= Lewis J. Paper =

Lewis J. Paper (born October 13, 1946) is an American Democratic Party politician, attorney, and author.

== Biography ==
He was born in Newark, New Jersey, the son of Dorothy and Sidney Paper. He is a 1968 graduate of the University of Michigan at Ann Arbor, with high distinction and honors in political science. He graduated from Harvard Law School in 1971, and as part of a fellowship with the Institute of Public Interest Representation, received his Master of Law from Georgetown Law School in 1972.

In 1967, he was a White House intern in the administration of President Lyndon B. Johnson.

From 1972 to 1973, he worked for the Washington, D.C.–based Citizens Communication Center, a public interest law firm specializing in broadcasting. He was the Legislative Counsel to U.S. senator Gaylord Nelson, Democrat of Wisconsin, from 1973 to 1975.

After returning to New Jersey in 1975, he was an associate at the Newark law firm of Lowenstein Sandler.

In 1977, Paper became the Democratic nominee for New Jersey State Senator in the 25th district, which included parts of Essex, Morris and Passaic counties. His opponent was three-term Republican James Wallwork. Paper was defeated by more 12,421 votes—35,517 to 23,096–61%-39%. This was Paper's first and only bid for public office.

After his loss in the state Senate race, Paper moved back to Washington to take a post in the Carter administration. He was the assistant general counsel for agenda review and policy for the Federal Communications Commission from 1978 to 1981. He left after Carter lost his re-election bid.

Paper was a partner at four Washington law firms: Grove and Engelberg from 1981 to 1986, Keck, Mahin and Cate, from 1986 until the firm's collapse in 1997, Dickstein Shapiro from 1997 to 2012, and Pillsbury Winthrop Shaw Pittman since 2012.
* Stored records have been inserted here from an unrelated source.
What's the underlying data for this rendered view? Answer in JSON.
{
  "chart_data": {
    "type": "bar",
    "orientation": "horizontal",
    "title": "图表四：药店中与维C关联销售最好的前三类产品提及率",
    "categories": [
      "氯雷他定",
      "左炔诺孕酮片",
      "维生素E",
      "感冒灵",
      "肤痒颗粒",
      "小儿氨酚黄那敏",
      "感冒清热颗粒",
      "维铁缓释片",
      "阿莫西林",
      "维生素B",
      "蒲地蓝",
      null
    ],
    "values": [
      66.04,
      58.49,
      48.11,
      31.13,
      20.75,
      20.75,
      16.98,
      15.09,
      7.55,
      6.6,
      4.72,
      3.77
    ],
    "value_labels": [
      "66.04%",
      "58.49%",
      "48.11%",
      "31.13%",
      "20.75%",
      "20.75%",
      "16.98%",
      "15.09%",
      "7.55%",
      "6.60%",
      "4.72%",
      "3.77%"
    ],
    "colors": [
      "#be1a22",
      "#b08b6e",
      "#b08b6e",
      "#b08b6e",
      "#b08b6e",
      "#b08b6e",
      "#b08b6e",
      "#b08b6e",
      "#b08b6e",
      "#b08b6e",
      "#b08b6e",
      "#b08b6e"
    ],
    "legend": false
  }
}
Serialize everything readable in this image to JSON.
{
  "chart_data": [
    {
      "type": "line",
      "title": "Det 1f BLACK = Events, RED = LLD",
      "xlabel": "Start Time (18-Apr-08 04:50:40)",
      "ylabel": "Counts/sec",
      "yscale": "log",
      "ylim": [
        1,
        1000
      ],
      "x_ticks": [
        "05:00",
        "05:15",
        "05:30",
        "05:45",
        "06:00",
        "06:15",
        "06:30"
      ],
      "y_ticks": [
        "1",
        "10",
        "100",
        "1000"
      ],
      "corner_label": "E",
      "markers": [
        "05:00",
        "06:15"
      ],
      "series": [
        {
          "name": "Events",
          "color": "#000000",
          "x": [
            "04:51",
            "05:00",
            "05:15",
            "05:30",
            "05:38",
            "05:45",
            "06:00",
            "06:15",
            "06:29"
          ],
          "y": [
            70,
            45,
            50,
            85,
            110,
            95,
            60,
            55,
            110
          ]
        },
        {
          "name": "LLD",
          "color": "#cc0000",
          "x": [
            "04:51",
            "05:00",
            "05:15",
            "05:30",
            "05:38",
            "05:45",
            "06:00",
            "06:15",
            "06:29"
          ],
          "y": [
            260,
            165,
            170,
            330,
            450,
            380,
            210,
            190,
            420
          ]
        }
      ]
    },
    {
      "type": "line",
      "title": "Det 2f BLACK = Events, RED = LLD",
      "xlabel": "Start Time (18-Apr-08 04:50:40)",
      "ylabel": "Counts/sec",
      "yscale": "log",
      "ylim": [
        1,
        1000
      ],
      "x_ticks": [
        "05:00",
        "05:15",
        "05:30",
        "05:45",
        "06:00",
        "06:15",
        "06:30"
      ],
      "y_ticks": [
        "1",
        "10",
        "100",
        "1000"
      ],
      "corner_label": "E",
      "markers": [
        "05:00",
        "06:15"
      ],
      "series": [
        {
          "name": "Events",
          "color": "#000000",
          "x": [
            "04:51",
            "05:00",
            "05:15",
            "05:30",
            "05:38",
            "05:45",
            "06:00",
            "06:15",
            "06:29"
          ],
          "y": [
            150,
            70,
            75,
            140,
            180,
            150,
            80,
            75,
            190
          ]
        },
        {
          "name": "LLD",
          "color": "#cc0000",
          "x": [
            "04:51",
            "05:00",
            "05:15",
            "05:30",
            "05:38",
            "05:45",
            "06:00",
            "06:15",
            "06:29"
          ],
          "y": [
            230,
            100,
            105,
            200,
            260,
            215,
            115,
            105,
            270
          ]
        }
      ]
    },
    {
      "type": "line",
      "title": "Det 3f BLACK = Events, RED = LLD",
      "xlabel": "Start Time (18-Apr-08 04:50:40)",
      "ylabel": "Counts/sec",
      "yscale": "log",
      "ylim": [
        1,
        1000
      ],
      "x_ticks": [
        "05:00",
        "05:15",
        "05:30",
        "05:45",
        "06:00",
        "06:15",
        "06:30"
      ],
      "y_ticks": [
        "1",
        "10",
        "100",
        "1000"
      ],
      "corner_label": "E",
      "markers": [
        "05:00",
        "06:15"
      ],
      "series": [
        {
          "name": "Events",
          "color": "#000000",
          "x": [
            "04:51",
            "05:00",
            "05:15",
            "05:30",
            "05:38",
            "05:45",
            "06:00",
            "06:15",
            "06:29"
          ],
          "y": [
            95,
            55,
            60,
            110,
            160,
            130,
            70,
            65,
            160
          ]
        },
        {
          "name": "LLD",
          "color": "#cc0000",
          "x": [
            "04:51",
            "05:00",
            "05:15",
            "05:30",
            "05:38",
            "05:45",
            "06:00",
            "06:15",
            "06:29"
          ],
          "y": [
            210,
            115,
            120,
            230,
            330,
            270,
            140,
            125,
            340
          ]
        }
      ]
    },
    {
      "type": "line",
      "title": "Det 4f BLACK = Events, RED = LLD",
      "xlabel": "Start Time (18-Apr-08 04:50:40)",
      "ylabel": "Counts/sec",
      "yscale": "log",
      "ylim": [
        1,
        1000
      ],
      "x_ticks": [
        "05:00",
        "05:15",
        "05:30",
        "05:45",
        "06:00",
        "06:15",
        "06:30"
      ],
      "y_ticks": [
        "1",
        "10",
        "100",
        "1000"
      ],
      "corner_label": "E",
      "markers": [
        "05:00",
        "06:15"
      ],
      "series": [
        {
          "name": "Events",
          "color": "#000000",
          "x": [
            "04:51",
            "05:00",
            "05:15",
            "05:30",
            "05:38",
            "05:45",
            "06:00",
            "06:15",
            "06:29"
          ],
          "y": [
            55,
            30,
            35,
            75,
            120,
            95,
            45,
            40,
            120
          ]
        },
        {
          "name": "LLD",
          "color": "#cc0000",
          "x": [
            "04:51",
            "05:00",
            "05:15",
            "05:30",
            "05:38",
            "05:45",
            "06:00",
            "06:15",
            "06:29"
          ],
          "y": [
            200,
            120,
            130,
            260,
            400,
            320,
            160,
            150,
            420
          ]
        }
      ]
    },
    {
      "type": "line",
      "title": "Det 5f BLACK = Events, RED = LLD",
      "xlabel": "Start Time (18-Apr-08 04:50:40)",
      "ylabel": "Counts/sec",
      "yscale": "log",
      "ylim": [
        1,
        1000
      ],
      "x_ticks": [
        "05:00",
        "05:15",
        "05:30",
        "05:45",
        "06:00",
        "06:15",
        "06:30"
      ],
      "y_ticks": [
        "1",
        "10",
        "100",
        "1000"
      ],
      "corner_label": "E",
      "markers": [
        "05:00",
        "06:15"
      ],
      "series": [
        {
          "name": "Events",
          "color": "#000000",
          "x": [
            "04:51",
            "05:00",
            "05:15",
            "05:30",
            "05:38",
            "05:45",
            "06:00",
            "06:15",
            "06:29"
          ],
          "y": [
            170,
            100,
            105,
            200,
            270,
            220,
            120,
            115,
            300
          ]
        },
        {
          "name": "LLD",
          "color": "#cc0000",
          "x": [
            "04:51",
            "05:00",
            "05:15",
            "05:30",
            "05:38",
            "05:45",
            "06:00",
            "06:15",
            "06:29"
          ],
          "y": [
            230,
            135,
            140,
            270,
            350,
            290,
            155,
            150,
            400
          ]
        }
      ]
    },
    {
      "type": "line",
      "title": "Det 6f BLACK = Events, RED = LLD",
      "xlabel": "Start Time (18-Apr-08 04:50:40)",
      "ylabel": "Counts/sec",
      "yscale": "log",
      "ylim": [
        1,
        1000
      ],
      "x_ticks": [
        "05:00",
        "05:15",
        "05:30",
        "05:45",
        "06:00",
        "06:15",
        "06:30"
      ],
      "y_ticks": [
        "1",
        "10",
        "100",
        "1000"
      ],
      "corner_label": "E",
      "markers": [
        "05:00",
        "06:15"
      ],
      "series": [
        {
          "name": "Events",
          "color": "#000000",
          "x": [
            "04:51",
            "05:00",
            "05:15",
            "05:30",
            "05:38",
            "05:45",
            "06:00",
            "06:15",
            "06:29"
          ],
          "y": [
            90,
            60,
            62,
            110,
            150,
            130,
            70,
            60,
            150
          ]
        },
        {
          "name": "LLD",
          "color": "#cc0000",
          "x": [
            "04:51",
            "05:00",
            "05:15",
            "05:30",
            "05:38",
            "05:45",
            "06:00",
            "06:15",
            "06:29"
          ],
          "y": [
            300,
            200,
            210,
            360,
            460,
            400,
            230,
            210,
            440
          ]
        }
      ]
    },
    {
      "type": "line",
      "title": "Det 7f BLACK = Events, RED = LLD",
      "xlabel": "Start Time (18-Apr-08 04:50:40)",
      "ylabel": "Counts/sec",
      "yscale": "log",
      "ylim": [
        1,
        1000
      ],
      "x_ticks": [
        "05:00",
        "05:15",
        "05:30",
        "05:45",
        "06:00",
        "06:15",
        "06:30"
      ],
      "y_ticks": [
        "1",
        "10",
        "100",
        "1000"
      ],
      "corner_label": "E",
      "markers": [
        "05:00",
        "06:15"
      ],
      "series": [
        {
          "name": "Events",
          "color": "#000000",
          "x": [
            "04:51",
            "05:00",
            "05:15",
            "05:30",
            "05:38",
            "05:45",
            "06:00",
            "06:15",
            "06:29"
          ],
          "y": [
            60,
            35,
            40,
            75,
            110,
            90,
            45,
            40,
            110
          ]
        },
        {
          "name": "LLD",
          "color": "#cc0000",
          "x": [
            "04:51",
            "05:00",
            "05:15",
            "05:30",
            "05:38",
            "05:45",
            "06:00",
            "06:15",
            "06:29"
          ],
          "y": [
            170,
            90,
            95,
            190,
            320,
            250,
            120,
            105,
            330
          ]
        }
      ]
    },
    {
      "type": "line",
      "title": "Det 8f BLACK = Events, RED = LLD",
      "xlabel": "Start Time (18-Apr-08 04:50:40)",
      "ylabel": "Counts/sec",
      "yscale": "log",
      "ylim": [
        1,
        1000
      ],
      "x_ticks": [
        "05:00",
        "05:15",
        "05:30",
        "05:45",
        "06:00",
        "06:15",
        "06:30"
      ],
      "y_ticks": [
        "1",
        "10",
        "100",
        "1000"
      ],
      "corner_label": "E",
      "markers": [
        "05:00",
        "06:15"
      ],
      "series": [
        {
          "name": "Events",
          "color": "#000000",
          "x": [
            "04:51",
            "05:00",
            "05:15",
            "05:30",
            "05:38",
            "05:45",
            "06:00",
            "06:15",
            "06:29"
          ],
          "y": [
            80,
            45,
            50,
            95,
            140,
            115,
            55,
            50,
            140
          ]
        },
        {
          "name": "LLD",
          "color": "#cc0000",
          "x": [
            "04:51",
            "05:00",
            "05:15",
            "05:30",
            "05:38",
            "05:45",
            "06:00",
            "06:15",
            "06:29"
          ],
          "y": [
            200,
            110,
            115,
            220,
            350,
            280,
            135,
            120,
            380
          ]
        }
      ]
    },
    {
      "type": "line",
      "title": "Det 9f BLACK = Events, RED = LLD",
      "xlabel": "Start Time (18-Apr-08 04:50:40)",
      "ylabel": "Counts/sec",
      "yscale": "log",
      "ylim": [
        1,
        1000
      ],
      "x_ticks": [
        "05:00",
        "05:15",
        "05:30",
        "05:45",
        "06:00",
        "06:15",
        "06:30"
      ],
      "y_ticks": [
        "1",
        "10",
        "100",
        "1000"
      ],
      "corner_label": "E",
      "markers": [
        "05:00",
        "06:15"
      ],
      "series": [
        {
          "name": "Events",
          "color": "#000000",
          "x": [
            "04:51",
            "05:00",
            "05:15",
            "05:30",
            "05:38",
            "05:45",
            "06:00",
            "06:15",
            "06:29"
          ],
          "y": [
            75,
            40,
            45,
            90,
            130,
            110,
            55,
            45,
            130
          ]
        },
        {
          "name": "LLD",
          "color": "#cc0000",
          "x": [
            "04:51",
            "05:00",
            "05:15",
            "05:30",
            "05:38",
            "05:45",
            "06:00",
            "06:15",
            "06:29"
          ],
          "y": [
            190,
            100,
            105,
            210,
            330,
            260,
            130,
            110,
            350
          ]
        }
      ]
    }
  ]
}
He is the author of six books: The Promise and the Performance: The Leadership of John F. Kennedy(1975), Brandeis: An Intimate Biography of One of America's Truly Great Supreme Court Justices (1983), Empire: William S Paley and the Making of CBS (1987), Deadly Risks (2008), Perfect: Don Larsen's Miraculous World Series Game and the Men Who Made It Happen (2009), and In the Cauldron: Terror, Tension, and the American Ambassador's Struggle to Avoid Pearl Harbor.